Il y a eu quelques efforts de la part des forces armées pour arrêter la colonne Wagner – le journal français Le Monde rapporte que 15 soldats russes ont été tués lors des combats à Voronej.

Mais il ne semble pas y avoir eu de tentative sérieuse, par exemple, pour éliminer Wagner en utilisant la puissance aérienne. Poutine craignait peut-être que cela ne provoque la propagation de la mutinerie.
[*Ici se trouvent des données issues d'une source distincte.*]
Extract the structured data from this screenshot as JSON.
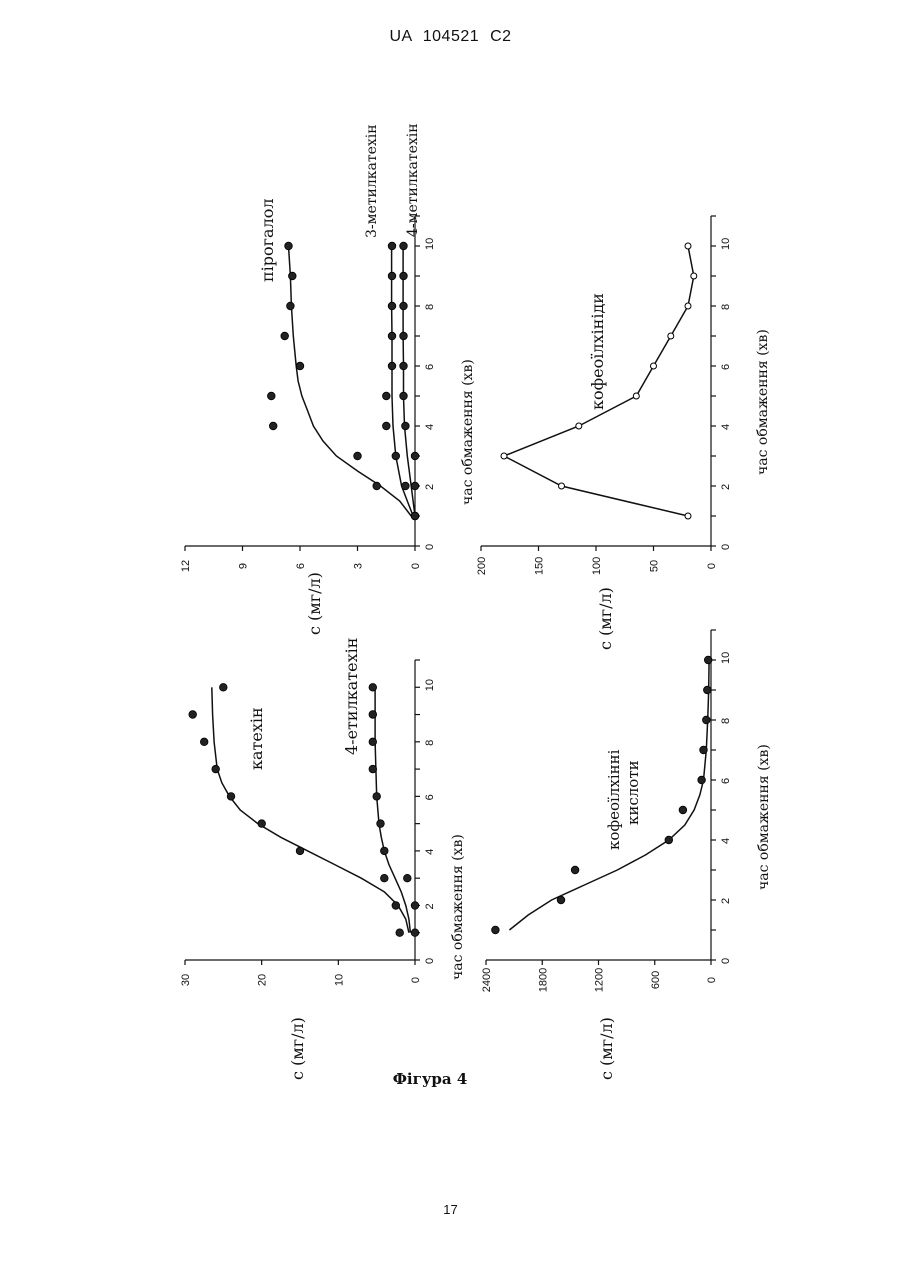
{
  "header": {
    "text": "UA   104521   C2"
  },
  "page_number": "17",
  "caption": "Фігура 4",
  "chart_data": [
    {
      "type": "scatter",
      "xlabel": "час обмаження (хв)",
      "ylabel": "c (мг/л)",
      "xlim": [
        0,
        11
      ],
      "ylim": [
        0,
        30
      ],
      "xticks": [
        "0",
        "2",
        "4",
        "6",
        "8",
        "10"
      ],
      "yticks": [
        "0",
        "10",
        "20",
        "30"
      ],
      "series": [
        {
          "name": "катехін",
          "x": [
            1,
            2,
            3,
            4,
            5,
            6,
            7,
            8,
            9,
            10
          ],
          "y": [
            2,
            2.5,
            4,
            15,
            20,
            24,
            26,
            27.5,
            29,
            25
          ],
          "fit_x": [
            1,
            1.5,
            2,
            2.5,
            3,
            3.5,
            4,
            4.5,
            5,
            5.5,
            6,
            6.5,
            7,
            8,
            9,
            10
          ],
          "fit_y": [
            0.8,
            1.2,
            2.2,
            4,
            7,
            10.5,
            14,
            17.5,
            20.5,
            22.8,
            24.2,
            25.2,
            25.8,
            26.2,
            26.4,
            26.5
          ]
        },
        {
          "name": "4-етилкатехін",
          "x": [
            1,
            2,
            3,
            4,
            5,
            6,
            7,
            8,
            9,
            10
          ],
          "y": [
            0,
            0,
            1,
            4,
            4.5,
            5,
            5.5,
            5.5,
            5.5,
            5.5
          ],
          "fit_x": [
            1,
            1.5,
            2,
            2.5,
            3,
            3.5,
            4,
            4.5,
            5,
            6,
            7,
            8,
            9,
            10
          ],
          "fit_y": [
            0.6,
            0.8,
            1.2,
            1.8,
            2.6,
            3.4,
            4,
            4.4,
            4.7,
            5,
            5.1,
            5.2,
            5.2,
            5.2
          ]
        }
      ]
    },
    {
      "type": "scatter",
      "xlabel": "час обмаження (хв)",
      "ylabel": "c (мг/л)",
      "xlim": [
        0,
        11
      ],
      "ylim": [
        0,
        12
      ],
      "xticks": [
        "0",
        "2",
        "4",
        "6",
        "8",
        "10"
      ],
      "yticks": [
        "0",
        "3",
        "6",
        "9",
        "12"
      ],
      "series": [
        {
          "name": "пірогалол",
          "x": [
            1,
            2,
            3,
            4,
            5,
            6,
            7,
            8,
            9,
            10
          ],
          "y": [
            0,
            2,
            3,
            7.4,
            7.5,
            6,
            6.8,
            6.5,
            6.4,
            6.6
          ],
          "fit_x": [
            1,
            1.5,
            2,
            2.5,
            3,
            3.5,
            4,
            4.5,
            5,
            5.5,
            6,
            7,
            8,
            9,
            10
          ],
          "fit_y": [
            0.2,
            0.8,
            1.8,
            3,
            4.1,
            4.8,
            5.3,
            5.6,
            5.9,
            6.1,
            6.2,
            6.35,
            6.45,
            6.5,
            6.6
          ]
        },
        {
          "name": "3-метилкатехін",
          "x": [
            1,
            2,
            3,
            4,
            5,
            6,
            7,
            8,
            9,
            10
          ],
          "y": [
            0,
            0.5,
            1,
            1.5,
            1.5,
            1.2,
            1.2,
            1.2,
            1.2,
            1.2
          ],
          "fit_x": [
            1,
            1.5,
            2,
            3,
            4,
            5,
            6,
            7,
            8,
            9,
            10
          ],
          "fit_y": [
            0.1,
            0.4,
            0.7,
            1,
            1.15,
            1.2,
            1.2,
            1.2,
            1.22,
            1.22,
            1.22
          ]
        },
        {
          "name": "4-метилкатехін",
          "x": [
            1,
            2,
            3,
            4,
            5,
            6,
            7,
            8,
            9,
            10
          ],
          "y": [
            0,
            0,
            0,
            0.5,
            0.6,
            0.6,
            0.6,
            0.6,
            0.6,
            0.6
          ],
          "fit_x": [
            1,
            2,
            3,
            4,
            5,
            6,
            7,
            8,
            9,
            10
          ],
          "fit_y": [
            0,
            0.2,
            0.4,
            0.55,
            0.6,
            0.6,
            0.62,
            0.62,
            0.62,
            0.62
          ]
        }
      ]
    },
    {
      "type": "scatter",
      "xlabel": "час обмаження (хв)",
      "ylabel": "c (мг/л)",
      "xlim": [
        0,
        11
      ],
      "ylim": [
        0,
        2400
      ],
      "xticks": [
        "0",
        "2",
        "4",
        "6",
        "8",
        "10"
      ],
      "yticks": [
        "0",
        "600",
        "1200",
        "1800",
        "2400"
      ],
      "series": [
        {
          "name": "кофеоїлхінні кислоти",
          "x": [
            1,
            2,
            3,
            4,
            5,
            6,
            7,
            8,
            9,
            10
          ],
          "y": [
            2300,
            1600,
            1450,
            450,
            300,
            100,
            80,
            50,
            40,
            30
          ],
          "fit_x": [
            1,
            1.5,
            2,
            2.5,
            3,
            3.5,
            4,
            4.5,
            5,
            5.5,
            6,
            7,
            8,
            9,
            10
          ],
          "fit_y": [
            2150,
            1950,
            1700,
            1350,
            1000,
            700,
            450,
            280,
            180,
            120,
            80,
            50,
            35,
            25,
            20
          ]
        }
      ]
    },
    {
      "type": "line",
      "xlabel": "час обмаження (хв)",
      "ylabel": "c (мг/л)",
      "xlim": [
        0,
        11
      ],
      "ylim": [
        0,
        200
      ],
      "xticks": [
        "0",
        "2",
        "4",
        "6",
        "8",
        "10"
      ],
      "yticks": [
        "0",
        "50",
        "100",
        "150",
        "200"
      ],
      "series": [
        {
          "name": "кофеоїлхініди",
          "x": [
            1,
            2,
            3,
            4,
            5,
            6,
            7,
            8,
            9,
            10
          ],
          "y": [
            20,
            130,
            180,
            115,
            65,
            50,
            35,
            20,
            15,
            20
          ]
        }
      ]
    }
  ]
}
Il y a eu des spéculations selon lesquelles Prigozhin a arrêté et accepté de s’exiler en Biélorussie parce qu’il ne pouvait pas convaincre de grands acteurs politiques de son côté. Néanmoins, l’écrivain libéral Ben Judah déclare dans le journal Telegraph : « Le coup d’État marque le tournant définitif d’une page de l’histoire russe : d’une ère d’oligarques… à l’ère de seigneurs de la guerre dotés d’armées privées.

C’est une exagération. Selon Sam Greene du King’s College de Londres, « la guerre a créé suffisamment d’opportunités d’enrichissement pour garder l’élite russe enthousiasmée par son avenir et investie dans le succès de Poutine ».

Poutine est sans aucun doute très affaibli. Il doit en quelque sorte composer avec Wagner, qui n’est plus un instrument fiable. Il ne peut pas compter sur la loyauté de ses propres troupes. Il réagira probablement en doublant son pari périlleux en Ukraine.